We are currently running elasticsearch 5.6.2. We connect to the nodes with the Java TransportClient. With the RestHighlevelClient reaching a state where a good amount of our use-cases are covered, we tried switching from the TransportClient to the Rest client. Unfortunately we ran into an issue.
The exception is as follows: Exception in thread "I/O dispatcher xy" java.lang.OutOfMemoryError: Direct buffer memory
After some investigation it seems to be the java.nio components, which use off-heap memory. It can be defined by setting -XX:MaxDirectMemorySize=xy. We use a cloudfoundry java-buildpack for deployment, which did set this memory to 10M. Since our application does some quite data heavy requests, we tried a few different settings. Increasing it to 50M did delay the exception, but it still occurred later on.
This exception never happened with the TransportClient. Which seems plausbile if it never used java.nio. The problem we're facing right now is that this came up on our test environment. We can't really know what settings would be needed for production, where much more requests are processed.
Personally, I would be happiest if we could choose to use the classic Java I/O, if that would actually solve the problem. The apache httpCore components state that this may be more appropriate for data intensive scenarios.
Maybe for reference: The Jest library seems to use two different clients. A CloseableHttpAsyncClient (nio) for all async calls and a CloseableHttpClient for all blocking calls.
Does anyone have any experience with this problem?

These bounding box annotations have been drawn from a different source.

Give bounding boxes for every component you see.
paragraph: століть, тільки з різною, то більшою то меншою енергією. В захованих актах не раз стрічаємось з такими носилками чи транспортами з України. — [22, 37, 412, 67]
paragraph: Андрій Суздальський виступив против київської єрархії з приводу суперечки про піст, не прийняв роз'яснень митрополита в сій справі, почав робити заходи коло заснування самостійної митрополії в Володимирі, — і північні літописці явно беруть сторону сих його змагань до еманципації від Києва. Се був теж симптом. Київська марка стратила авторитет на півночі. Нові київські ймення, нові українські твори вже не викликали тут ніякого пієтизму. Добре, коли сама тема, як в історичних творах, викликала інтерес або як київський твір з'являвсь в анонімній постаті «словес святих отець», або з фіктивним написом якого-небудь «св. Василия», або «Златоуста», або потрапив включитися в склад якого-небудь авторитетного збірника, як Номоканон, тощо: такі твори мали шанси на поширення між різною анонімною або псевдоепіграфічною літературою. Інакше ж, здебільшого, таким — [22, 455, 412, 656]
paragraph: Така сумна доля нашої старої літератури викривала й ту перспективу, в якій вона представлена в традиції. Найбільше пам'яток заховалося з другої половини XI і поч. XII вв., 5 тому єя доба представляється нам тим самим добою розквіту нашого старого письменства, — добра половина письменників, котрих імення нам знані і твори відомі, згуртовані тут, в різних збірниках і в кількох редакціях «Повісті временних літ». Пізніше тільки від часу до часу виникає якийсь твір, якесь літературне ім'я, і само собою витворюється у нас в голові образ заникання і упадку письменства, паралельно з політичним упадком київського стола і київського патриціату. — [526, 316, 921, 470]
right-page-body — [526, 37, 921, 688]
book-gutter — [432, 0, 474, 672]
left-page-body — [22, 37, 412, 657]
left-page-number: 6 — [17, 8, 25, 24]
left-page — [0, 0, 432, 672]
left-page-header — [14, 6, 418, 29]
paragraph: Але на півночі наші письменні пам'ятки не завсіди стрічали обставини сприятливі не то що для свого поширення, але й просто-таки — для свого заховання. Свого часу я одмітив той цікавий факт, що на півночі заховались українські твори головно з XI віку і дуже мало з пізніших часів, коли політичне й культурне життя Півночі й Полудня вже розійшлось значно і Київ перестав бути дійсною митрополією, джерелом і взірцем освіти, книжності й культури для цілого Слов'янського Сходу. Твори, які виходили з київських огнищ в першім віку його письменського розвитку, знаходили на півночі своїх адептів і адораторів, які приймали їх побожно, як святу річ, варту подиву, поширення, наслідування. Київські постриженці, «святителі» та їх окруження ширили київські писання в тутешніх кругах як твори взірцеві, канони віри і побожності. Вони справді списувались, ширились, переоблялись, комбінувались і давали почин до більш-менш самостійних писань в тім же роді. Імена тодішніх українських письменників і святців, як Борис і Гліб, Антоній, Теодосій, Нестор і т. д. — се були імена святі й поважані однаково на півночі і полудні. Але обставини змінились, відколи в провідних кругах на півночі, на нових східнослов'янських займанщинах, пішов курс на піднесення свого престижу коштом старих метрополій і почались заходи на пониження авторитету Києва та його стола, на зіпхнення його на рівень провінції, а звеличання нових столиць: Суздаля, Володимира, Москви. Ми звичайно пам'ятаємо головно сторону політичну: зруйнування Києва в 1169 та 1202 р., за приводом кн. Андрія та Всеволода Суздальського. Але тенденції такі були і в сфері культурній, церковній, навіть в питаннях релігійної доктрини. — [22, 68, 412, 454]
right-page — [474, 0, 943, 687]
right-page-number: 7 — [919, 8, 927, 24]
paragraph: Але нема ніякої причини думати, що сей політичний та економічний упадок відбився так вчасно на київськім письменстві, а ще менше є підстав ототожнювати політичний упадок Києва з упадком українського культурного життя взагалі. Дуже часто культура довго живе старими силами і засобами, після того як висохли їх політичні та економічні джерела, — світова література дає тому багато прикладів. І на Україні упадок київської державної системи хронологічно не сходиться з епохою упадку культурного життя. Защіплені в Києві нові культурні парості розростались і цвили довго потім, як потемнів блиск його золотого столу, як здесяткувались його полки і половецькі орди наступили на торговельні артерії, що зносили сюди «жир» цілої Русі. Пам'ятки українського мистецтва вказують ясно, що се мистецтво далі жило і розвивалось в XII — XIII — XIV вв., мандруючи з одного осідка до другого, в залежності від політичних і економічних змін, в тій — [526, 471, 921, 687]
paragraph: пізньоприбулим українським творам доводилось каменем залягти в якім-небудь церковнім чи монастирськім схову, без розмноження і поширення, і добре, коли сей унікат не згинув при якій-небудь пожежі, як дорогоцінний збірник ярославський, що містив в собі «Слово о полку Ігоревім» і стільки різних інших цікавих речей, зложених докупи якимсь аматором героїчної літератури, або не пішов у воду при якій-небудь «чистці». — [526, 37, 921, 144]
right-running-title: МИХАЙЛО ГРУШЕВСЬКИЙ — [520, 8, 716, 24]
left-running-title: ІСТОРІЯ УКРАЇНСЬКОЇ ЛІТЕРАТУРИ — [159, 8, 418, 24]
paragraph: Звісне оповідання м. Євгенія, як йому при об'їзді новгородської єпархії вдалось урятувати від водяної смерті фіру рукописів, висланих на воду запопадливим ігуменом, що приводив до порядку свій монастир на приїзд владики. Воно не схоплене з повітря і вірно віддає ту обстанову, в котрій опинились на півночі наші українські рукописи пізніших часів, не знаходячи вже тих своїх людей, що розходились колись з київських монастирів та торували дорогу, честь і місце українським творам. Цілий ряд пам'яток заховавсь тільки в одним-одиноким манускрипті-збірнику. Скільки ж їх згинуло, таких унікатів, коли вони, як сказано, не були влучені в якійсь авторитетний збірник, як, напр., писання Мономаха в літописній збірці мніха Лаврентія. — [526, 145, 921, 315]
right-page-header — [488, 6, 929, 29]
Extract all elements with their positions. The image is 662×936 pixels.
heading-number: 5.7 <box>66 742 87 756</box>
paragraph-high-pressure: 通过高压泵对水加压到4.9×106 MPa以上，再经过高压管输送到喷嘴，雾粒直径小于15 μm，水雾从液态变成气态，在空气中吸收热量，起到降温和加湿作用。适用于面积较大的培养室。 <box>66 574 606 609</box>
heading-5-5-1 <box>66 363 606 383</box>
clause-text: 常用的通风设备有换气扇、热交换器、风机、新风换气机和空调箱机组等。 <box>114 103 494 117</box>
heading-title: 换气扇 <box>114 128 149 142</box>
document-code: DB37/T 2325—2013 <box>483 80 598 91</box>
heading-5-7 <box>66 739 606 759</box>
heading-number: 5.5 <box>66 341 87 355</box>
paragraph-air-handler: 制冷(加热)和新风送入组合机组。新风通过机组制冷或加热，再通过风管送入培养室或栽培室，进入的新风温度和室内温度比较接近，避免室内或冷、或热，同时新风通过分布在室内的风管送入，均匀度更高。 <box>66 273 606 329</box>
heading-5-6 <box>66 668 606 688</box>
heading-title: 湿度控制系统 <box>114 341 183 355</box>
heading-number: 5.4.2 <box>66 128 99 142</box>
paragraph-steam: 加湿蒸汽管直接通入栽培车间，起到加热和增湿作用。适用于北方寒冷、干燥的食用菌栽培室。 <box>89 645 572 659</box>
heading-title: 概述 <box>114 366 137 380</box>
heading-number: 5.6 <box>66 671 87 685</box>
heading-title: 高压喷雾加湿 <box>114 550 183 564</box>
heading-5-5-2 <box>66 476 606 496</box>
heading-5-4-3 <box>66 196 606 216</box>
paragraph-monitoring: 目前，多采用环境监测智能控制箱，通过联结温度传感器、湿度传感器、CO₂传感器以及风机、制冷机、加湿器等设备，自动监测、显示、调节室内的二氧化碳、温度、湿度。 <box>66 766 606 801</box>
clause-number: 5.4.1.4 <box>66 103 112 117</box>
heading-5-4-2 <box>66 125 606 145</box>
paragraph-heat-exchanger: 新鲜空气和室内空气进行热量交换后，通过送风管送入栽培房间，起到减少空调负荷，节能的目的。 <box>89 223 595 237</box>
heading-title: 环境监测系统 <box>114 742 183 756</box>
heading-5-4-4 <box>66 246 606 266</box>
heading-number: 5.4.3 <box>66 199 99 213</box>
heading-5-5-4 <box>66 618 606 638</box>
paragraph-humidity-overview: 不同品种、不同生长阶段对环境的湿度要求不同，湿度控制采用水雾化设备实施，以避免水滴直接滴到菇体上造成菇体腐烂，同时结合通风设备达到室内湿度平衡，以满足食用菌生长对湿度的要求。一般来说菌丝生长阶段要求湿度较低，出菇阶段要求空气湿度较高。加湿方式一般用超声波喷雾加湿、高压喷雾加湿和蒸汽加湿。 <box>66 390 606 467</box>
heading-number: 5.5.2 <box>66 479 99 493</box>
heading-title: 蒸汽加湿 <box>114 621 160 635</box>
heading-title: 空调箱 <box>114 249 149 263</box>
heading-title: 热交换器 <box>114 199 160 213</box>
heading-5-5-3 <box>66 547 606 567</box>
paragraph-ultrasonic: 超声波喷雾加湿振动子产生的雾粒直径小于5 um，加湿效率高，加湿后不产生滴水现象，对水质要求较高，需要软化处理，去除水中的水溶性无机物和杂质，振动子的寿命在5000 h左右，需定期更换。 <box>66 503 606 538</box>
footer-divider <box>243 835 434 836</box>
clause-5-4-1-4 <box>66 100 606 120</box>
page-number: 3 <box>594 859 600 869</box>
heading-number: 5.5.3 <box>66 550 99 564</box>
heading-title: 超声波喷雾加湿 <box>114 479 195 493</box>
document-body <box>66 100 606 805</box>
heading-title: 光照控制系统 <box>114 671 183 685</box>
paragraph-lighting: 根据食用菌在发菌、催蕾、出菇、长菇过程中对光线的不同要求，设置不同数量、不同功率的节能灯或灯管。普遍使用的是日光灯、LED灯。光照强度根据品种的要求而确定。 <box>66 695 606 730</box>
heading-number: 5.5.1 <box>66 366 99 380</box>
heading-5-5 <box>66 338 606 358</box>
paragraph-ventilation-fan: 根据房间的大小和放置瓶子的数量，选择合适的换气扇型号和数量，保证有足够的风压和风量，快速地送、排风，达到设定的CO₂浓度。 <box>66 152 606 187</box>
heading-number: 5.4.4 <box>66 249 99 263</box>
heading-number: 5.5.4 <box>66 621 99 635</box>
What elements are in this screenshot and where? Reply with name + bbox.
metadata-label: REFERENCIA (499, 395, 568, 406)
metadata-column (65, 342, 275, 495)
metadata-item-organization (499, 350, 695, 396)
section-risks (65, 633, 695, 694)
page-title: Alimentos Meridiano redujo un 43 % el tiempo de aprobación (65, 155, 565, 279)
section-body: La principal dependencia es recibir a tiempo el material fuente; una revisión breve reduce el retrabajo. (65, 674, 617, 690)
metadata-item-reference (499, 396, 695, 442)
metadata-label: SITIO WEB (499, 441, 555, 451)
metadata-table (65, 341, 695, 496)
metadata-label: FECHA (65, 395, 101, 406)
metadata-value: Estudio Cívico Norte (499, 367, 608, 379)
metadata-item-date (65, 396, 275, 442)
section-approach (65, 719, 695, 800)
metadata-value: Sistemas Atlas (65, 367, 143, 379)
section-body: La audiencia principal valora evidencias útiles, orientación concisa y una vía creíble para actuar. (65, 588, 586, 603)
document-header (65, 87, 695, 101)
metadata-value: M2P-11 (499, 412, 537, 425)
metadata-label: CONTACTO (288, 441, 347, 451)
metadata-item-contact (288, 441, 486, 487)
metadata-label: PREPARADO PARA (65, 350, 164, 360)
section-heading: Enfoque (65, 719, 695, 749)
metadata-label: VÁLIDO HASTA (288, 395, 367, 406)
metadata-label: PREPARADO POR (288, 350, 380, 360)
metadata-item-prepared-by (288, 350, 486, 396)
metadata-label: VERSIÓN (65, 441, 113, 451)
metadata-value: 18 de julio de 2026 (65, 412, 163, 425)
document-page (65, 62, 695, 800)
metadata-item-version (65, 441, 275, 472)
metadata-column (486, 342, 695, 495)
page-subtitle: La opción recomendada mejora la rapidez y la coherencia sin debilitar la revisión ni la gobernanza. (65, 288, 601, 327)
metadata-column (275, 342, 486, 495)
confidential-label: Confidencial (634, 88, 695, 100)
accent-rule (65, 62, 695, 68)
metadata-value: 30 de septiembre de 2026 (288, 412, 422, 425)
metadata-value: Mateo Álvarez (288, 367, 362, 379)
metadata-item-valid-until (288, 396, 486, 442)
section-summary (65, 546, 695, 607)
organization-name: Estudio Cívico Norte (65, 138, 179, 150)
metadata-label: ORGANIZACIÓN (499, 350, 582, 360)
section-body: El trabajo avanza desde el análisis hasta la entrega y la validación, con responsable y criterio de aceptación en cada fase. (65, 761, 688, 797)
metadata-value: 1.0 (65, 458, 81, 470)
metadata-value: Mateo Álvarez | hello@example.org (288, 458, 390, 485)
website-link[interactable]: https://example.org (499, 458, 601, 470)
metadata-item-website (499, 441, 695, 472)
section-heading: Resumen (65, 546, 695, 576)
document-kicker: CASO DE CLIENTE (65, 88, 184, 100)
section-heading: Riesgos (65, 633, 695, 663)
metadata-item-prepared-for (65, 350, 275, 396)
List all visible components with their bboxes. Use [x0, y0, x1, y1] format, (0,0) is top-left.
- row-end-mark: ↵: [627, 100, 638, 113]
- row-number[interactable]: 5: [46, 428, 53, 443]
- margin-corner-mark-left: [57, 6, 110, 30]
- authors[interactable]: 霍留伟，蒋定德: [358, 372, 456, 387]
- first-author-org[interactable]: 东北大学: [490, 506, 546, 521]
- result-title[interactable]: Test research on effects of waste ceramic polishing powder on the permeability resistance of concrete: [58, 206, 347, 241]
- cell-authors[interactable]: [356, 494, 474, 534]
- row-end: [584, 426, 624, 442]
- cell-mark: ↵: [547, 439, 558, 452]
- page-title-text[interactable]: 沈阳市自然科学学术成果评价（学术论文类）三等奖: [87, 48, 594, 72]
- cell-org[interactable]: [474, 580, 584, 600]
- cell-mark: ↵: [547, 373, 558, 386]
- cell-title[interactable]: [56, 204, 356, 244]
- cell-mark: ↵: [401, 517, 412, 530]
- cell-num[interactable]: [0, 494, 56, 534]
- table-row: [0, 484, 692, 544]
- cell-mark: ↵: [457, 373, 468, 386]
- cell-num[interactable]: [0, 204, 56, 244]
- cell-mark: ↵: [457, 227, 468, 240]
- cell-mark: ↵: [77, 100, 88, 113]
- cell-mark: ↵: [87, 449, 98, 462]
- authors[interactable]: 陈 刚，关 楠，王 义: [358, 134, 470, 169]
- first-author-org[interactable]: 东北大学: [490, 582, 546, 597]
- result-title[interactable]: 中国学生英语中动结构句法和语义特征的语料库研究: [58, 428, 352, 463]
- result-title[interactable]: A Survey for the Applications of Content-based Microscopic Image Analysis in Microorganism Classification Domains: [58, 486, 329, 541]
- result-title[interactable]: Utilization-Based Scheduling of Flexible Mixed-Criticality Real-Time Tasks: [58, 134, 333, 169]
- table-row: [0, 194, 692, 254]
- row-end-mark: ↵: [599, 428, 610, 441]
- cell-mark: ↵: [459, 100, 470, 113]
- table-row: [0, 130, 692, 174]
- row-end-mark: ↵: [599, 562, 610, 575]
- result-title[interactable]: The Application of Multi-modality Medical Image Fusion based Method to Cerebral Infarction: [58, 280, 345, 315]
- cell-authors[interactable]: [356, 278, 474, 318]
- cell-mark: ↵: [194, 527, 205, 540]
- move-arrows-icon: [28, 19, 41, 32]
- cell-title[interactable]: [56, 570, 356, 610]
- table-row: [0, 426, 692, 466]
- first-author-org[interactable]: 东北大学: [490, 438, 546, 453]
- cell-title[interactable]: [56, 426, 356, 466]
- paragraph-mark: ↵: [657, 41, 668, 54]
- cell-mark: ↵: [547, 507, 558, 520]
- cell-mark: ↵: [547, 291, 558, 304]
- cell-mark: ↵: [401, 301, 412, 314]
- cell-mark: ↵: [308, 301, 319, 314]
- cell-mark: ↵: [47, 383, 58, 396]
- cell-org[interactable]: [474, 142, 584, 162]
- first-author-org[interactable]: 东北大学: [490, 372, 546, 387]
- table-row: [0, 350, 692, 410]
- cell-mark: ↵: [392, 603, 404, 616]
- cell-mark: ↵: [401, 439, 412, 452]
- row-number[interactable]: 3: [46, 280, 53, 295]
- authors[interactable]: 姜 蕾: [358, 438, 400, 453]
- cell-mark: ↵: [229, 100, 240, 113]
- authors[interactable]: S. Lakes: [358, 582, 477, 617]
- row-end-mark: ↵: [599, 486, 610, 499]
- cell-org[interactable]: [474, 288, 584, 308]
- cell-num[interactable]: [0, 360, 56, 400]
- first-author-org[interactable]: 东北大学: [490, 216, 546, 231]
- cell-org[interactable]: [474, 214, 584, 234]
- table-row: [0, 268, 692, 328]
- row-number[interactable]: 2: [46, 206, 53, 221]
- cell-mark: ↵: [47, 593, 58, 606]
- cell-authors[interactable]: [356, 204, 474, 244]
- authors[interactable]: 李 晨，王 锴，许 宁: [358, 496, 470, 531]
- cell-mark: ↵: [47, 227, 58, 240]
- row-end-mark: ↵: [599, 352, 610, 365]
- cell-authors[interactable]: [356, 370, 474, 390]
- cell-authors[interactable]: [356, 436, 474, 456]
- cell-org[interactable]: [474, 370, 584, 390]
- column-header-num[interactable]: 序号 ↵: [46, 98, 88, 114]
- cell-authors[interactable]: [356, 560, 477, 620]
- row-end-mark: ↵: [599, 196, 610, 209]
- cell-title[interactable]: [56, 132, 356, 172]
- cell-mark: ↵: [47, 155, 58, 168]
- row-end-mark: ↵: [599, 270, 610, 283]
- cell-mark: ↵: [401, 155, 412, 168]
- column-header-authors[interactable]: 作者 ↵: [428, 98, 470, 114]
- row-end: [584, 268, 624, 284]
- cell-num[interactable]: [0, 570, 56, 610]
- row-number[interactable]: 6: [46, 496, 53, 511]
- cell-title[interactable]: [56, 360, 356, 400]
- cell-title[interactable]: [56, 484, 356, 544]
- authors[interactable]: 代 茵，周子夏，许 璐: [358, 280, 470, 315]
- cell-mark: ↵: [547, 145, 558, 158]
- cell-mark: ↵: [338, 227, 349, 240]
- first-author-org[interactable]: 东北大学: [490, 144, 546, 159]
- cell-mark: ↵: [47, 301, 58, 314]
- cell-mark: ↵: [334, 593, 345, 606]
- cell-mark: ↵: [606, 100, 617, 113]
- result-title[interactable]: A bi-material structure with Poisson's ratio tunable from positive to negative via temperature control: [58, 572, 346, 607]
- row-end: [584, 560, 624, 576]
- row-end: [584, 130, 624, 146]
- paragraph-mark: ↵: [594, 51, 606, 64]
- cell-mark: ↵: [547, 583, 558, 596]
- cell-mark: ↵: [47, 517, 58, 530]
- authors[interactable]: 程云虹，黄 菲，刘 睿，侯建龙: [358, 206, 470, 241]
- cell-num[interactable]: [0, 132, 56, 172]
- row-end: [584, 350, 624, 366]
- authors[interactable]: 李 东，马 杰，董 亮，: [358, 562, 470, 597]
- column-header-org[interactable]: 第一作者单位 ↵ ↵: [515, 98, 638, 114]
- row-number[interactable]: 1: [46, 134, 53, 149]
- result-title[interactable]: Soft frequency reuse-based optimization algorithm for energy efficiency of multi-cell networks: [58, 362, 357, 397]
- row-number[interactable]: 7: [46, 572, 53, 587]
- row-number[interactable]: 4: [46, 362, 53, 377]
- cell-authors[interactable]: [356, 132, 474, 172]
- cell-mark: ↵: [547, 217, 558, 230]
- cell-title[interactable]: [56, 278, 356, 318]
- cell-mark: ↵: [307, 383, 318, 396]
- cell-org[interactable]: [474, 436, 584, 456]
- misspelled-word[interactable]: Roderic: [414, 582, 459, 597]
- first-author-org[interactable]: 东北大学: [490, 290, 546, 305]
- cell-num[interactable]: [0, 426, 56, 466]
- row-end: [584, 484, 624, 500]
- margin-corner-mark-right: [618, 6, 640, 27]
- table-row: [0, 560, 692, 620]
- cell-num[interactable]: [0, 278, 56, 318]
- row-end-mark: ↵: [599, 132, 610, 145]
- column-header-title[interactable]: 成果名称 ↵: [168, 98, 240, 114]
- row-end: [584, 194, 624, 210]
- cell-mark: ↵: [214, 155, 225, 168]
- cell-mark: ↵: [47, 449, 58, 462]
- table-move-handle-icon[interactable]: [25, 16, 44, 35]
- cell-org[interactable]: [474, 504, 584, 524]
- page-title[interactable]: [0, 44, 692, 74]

If so, what would be the usual solution? And is there any known issue or todo for the RestHighlevelClient regarding this topic?
as you have mentioned, direct buffer memory is used for NIO. This memory is also not part of the heap but rather part of native memory (i.e. you would see this in
RSS but not in heap usage diagrams). By default, the JVM chooses direct buffer memory ergonomically and IMHO 50MB is way too little, I'd rather try something in the GB range.
Is there any reason why you are setting this value explicitly? If you want to let the JVM choose this value ergonomically again, just set
-XX:MaxDirectMemorySize=0. This is probably also the simplest and safest option. Now you might wonder what value the JVM chooses in that case but unfortunately, determining this value is a bit involved. This article about MaxDirectMemorySize should help you to determine that value.
Thanks for your response.
The setting was just provided this way by our build pack. Since we never (consciously) used direct buffer memory, we never touched any of the memory settings. Reason also being, that this is the most stable build pack we used in terms of heap space problems.
I was thinking that 50MB would be enough for our test use case, if the memory is freed up after the IO routine is complete. I read a bit further and it seems that the memory is freed up only if the referencing object in the heap space is GCd. In this case, I can imagine that we exceed the limit. So you might be right with it being too low.
For now, we will try to run it with the java default and see how it works.
sounds good. Yes, direct buffers are not immediately cleaned up as it is piggybacking on GC on of the on-heap reference.
Another flag that you should watch out for is
-XX:+DisableExplicitGC. NIO has a hack to force a full GC when the process is out of direct buffer memory. With
-XX:+DisableExplicitGC this hack is effectively prevented but you will see these OutOfMemoryErrors that you've mentioned in your original post. For that reason, I'd recommend to either leave the JVM's default (the default is to turn off this behavior) or explicitly set
-XX:-DisableExplicitGC (note the
DisableExplicitGC instead of a
+. Setting binary JVM flags is very subtle...).